その仕事はアルバイトでした。しかも、サービス業。前職はわりと固い仕事をしていたので、サービス業はチャラチャラしたイメージを持っていましたが、その通りでした。

わたし以外のスタッフは年齢も20歳ちょっとで、残念ながらイマイチ真面目ではありません。すぐに仕事を手抜きしたりサボったりします。でも、わたしはそういう手の抜き方はできないので、スタッフの中で少し浮きながらも真面目に仕事をしていました。

すると、入社して8か月後ぐらいに正社員登用が決まったのです。その会社はわりと規模の小さい会社だったこともあって風通しが良く、店長が社長に話をつけてくれていたらしいのです。

正社員になっても給料がアップしたわけではないのですが、社会保険に加入できたのは大きな変化でした。さらにその1年後には役職手当によって収入もアップして、事務職として働くよりも断然高いお給料をもらうことができました。

仕事が決まった勝因

連続で不採用の通知をもらいへこみまくっていたわたしがなんとか正社員として働くことができた勝因。一つめは、自分を責めることをやめたことだと思います。景気のせいにして、「わたしは別に悪くない」と思うことによって、沈んでいた気持ちを浮き上がらせることができました。

そしてもう一つは、あえて採用されやすそうな簡単な仕事を選んだことだと思います。こう言っては失礼かもしれませんが、わたしがいた職場はまだ会社自体が新しく、スタッフの接客レベルも高いとは言えませんでした。スタッフ自身の意識も低かったと思います。

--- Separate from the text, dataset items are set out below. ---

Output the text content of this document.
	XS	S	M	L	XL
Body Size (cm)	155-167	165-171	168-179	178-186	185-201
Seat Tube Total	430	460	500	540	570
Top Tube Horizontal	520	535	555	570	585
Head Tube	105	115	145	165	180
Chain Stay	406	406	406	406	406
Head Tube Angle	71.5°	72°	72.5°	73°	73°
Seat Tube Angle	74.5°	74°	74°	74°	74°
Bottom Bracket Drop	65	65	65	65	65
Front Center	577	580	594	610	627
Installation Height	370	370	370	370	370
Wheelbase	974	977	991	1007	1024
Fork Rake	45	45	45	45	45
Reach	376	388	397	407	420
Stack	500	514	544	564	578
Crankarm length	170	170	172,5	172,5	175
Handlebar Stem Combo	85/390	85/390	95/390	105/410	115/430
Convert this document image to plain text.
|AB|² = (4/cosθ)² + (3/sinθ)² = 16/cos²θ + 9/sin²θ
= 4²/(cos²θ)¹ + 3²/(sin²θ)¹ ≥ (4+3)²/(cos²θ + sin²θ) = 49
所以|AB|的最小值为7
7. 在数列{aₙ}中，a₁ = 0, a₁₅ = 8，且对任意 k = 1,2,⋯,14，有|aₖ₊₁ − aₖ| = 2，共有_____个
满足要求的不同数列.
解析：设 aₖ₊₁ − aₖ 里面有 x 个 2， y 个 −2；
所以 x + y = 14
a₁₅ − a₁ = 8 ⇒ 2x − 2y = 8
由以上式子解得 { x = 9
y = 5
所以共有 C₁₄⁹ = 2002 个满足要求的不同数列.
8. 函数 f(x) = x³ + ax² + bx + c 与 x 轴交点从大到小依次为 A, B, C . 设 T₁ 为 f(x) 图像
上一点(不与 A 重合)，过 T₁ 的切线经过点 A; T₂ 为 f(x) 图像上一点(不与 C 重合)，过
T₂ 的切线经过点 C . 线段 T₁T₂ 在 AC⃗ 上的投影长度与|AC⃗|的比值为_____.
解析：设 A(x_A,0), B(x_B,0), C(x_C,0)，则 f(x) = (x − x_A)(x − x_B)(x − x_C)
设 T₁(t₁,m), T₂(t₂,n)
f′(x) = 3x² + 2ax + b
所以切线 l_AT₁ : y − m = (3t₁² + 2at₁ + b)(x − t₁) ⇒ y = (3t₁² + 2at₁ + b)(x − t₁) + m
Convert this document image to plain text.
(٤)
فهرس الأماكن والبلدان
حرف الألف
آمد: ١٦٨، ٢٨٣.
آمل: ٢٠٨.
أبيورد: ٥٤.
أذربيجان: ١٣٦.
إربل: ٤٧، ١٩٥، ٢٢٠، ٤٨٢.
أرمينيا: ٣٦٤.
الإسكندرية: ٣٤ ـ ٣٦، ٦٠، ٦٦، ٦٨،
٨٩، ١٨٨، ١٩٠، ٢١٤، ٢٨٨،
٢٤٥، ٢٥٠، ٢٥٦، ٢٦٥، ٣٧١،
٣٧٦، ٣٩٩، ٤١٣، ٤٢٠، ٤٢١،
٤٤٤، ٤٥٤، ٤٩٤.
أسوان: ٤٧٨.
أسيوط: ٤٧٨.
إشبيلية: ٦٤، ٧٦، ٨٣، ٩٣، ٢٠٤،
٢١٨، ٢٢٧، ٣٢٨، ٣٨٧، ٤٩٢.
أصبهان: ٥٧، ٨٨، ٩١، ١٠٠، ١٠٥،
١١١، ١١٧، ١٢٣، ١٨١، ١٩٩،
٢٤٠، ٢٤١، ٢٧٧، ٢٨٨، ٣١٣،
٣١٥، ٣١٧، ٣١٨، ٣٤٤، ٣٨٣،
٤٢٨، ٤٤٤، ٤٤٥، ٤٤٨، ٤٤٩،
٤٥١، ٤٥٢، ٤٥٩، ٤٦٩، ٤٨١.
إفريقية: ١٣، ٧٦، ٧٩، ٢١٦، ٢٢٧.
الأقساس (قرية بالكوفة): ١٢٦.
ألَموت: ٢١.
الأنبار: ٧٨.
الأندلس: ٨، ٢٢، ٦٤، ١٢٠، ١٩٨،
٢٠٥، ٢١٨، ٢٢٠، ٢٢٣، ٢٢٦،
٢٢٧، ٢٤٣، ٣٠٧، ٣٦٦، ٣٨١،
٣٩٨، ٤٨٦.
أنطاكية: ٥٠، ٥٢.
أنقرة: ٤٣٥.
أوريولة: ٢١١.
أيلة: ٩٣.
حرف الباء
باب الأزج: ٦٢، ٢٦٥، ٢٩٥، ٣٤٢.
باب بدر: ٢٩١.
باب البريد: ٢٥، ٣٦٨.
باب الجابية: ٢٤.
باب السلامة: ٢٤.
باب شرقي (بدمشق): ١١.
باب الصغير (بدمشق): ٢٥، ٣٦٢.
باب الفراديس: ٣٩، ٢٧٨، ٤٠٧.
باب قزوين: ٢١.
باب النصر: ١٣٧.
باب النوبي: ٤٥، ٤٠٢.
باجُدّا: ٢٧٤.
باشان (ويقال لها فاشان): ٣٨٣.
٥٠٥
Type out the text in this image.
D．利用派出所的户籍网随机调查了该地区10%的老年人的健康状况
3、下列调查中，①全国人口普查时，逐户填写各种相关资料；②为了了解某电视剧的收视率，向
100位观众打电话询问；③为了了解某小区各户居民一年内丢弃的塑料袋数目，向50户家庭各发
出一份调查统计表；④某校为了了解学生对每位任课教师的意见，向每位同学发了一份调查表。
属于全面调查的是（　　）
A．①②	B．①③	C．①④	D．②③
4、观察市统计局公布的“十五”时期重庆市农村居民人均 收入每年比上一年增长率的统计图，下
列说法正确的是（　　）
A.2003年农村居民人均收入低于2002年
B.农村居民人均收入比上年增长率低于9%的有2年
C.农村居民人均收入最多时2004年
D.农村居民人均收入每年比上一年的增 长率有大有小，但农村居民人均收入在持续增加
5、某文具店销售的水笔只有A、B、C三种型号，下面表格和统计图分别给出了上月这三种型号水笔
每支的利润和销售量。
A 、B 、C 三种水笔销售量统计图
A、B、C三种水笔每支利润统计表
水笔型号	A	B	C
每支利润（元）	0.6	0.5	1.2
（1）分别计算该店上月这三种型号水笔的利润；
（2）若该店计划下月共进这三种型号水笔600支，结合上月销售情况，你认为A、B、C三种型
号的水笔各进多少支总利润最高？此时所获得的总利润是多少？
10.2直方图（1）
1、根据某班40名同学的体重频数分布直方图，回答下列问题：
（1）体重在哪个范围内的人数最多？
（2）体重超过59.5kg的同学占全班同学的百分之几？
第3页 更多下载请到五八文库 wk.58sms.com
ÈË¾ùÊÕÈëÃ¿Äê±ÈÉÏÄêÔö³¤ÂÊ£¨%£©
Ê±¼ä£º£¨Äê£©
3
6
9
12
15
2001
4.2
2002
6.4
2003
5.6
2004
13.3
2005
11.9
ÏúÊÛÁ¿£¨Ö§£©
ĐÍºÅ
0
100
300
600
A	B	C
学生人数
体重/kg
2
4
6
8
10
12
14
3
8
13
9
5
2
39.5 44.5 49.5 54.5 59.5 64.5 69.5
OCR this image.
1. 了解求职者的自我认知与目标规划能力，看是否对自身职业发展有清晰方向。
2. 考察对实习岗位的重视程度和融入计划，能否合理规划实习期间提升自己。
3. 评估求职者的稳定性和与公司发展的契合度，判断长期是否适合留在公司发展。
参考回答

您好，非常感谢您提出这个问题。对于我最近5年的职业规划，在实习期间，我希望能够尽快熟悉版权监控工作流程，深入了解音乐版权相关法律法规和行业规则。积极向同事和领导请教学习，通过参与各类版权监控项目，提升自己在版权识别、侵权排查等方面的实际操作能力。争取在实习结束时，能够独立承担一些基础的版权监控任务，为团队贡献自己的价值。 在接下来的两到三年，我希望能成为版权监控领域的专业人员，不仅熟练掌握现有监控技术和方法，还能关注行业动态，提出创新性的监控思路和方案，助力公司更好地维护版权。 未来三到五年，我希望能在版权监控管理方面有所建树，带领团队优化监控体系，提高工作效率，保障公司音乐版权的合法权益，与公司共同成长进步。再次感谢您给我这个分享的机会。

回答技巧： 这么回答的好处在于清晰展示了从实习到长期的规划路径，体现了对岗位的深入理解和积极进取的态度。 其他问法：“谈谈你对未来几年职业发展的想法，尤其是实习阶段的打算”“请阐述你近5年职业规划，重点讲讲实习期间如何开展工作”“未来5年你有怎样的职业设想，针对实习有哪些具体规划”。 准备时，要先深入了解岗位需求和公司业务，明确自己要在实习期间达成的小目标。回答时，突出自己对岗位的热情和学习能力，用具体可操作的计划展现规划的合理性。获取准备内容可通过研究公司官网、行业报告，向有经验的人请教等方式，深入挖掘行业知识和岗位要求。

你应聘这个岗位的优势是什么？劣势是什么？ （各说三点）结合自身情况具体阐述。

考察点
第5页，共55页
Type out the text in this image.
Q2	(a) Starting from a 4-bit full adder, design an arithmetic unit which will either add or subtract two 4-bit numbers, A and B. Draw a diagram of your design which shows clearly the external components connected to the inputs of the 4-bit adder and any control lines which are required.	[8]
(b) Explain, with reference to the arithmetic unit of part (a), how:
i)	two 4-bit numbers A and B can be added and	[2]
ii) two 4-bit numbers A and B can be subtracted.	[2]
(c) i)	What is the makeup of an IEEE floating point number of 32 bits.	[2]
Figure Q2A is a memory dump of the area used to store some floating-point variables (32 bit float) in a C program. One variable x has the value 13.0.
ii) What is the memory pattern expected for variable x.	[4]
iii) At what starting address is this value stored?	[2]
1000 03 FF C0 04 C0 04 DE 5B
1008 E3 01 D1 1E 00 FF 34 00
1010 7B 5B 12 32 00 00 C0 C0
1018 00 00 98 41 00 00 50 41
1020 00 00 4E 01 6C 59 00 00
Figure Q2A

でも、だからこそわたしは面接で採用され、そして、正社員に登用されたのだと思います。もし、たまたまハイレベルな職場で採用されていたとしたら、わたしは正社員に登用されることはなかったでしょう。はじめは高望みをして仕事を探していましたが、思い切って別の仕事を選ぶことで成功することもあるんですね。

この体験談が、何かの参考になればうれしいです。